Once the six weeks of Marine ITR training was completed, the focus of training was tightened up. SCUBA training and more hand-to-hand combat techniques were added to the training time. Much more focus on the training of the trainer and leadership was done. Several field exercises with swimmers attempting to infiltrate were conducted. The training was good, but it was nice to go home.
The San Diego Reserve Unit 11-82741 only had a small cadre of Coastal Forces graduates. This unit was not dedicated to Coastal Forces. Certain units on the West Coast were specifically selected to reorganize as Coastal Forces units, very similar to the PSUs of today. These units had a few CF "A" School graduates in key places, while the rest had to be trained from the bottom up in infantry related issues.
I was sent to a multi-unit two-week course and maneuver in Ventura County, California in the summer of 1966. The few Coastal Forces graduates in the 150-man group did well, but the officers and other enlisted personnel just were not trained well. The motivation and aggressive patrol capabilities were very limited. Most of the enlisted simply wanted to get in their time and go home. This was the time of the anti-Viet Nam War issues really springing up. The "A" school graduates were much more focused and understood the mission better. The "A" school graduates moved up very quickly. You just cannot put a green uniform on a sailor and expect him to do a job without motivated leadership and direction. There was a sense of frustration in the units. Individuals drove some units, but the effectiveness under "peace time' conditions was not a positive motivator.
The program was eliminated in the spring of 1967. I was given the opportunity to lateral from CF-2 to PS-2. I did this, as an expedient. Once you were E-5 in my unit, some of the mundane requirements were lifted.
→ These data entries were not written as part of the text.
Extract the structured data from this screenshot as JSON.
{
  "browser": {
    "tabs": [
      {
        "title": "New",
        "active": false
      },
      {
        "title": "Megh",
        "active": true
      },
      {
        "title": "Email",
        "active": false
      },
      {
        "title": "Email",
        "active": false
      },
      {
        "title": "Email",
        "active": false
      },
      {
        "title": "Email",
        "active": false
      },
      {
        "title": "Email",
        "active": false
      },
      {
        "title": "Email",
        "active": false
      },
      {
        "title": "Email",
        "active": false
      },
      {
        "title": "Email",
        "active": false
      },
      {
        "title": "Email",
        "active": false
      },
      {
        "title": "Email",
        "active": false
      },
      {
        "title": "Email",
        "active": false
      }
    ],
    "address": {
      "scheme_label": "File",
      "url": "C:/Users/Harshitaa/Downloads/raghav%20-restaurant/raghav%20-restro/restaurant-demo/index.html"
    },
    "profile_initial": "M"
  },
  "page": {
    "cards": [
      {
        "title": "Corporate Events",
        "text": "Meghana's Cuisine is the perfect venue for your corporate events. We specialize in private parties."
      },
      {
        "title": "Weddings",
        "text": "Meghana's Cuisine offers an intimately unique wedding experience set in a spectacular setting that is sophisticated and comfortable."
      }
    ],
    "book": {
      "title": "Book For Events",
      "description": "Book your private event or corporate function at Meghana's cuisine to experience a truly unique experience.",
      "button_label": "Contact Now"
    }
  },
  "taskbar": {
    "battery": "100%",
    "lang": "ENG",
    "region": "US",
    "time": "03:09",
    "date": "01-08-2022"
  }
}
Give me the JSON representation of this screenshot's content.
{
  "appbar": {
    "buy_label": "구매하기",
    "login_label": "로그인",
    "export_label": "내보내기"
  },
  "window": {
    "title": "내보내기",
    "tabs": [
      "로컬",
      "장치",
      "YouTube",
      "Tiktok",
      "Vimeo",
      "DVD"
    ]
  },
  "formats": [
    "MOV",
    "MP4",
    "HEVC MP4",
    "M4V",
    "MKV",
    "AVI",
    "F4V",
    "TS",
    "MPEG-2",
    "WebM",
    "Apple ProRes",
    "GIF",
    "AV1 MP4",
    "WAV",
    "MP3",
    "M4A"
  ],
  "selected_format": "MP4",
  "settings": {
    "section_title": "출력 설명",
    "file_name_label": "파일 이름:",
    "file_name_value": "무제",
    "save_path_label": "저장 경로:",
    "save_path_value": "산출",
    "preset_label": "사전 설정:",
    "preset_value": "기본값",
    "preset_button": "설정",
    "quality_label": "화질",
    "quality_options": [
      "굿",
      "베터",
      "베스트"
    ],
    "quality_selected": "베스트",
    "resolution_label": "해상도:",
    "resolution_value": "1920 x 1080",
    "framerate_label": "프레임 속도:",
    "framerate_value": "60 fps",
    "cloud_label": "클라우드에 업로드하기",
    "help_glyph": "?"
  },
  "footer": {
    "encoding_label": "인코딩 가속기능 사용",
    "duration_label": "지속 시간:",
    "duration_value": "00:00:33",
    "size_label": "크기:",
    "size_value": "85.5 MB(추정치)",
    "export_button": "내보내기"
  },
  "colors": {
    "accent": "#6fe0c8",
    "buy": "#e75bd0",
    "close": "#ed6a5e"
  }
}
I owe the Coast Guard much. The training in the Coastal Forces Program was exciting and uplifting. My later experiences in MSO and small boat operations were exactly what I wanted. Being the Reserve Chief of several small boat stations was a very satisfactory situation. Assisting others in need was always at the heart of my drive in the Coast Guard. This I did on a number of occasions.
These things are good. Perhaps, the world is a little better for our service.